Beyond COVID-19, the Yuma center has expanded its wastewater monitoring program to help its community deal with other public health concerns such as influenza; respiratory syntactical virus, known as RSV; and now the drug-resistant fungus Candida auris.

Brierley attributes the Yuma center's success to its ability to pivot quickly to tackle emerging concerns, employing professional staff, and partnering with national and global visiting researchers to work together with industry and government collaborators and "get the job done."

"We are honored to have a strong multidisciplinary team who work in the many facets of public health that wastewater-based epidemiology demands in order to be effective," Brierley said.  

Alongside Schmitz and staff at Pepper's Water & Energy Sustainable Technology Center, the Yuma center also hosts Gabriel Innes, an epidemiologist and visiting research expert on antimicrobial resistance and health care-associated pathogens, as well as Andrew Patton, an epidemiologist and exposure scientist who has broad spectrum public health experience with an emphasis on predictive modeling.

The research team has worked to keep the Yuma Center of Excellence for Desert Agriculture at the forefront of wastewater-based epidemiology's potential, including working with the Southern Nevada Water Authority and the School of Public Health at the University of Nevada, Las Vegas, to build a community-scale wastewater surveillance program during a Candida auris outbreak in Nevada in the summer of 2022.   

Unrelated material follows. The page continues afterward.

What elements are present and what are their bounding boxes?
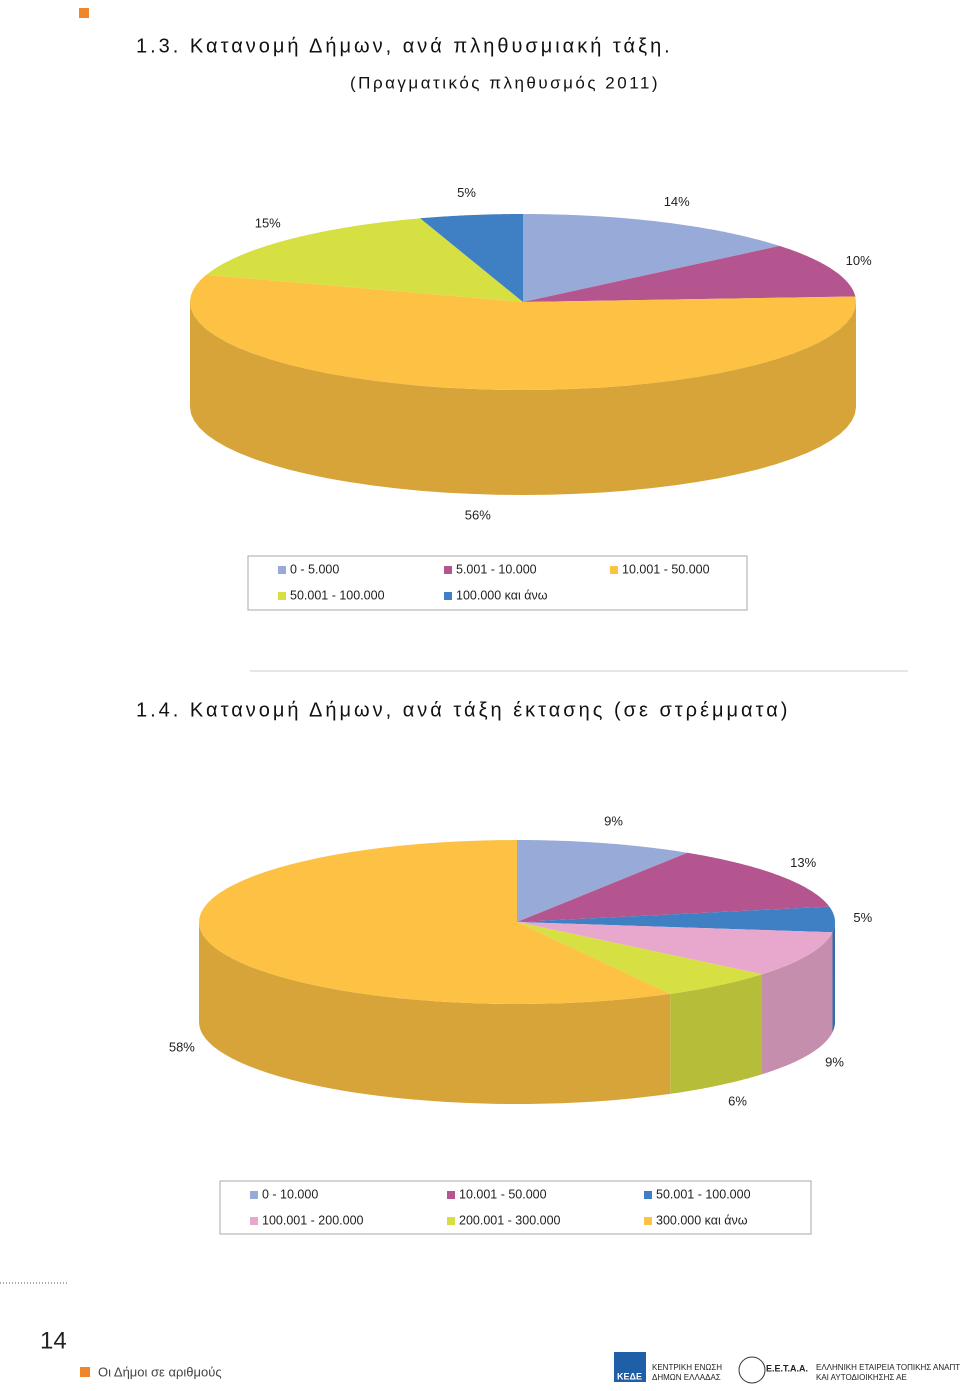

"We were the first in the country to detect C. auris in wastewater with direct links to affected individuals and we will be the first with public health criteria associated with detection," Schmitz said. "Together and in conjunction with our core team at YCEDA, we're committed to a multipronged approach to deliver science to action."

The success of wastewater monitoring during the COVID-19 pandemic, in many ways, proved its validity in helping to direct public health efforts and clinical diagnostic testing to help bring the world back to a sense of normalcy, Schmitz said. Now a more trusted public health tool, it is poised to help prevent future pandemics. 

"We believe wastewater-based epidemiology is the next major tool for protecting public health and making an impact on communities throughout the state and country," Schmitz said. "We could not do this without the support and collaboration of our partners, who have translated our science to action, preventing illness and disease-related death."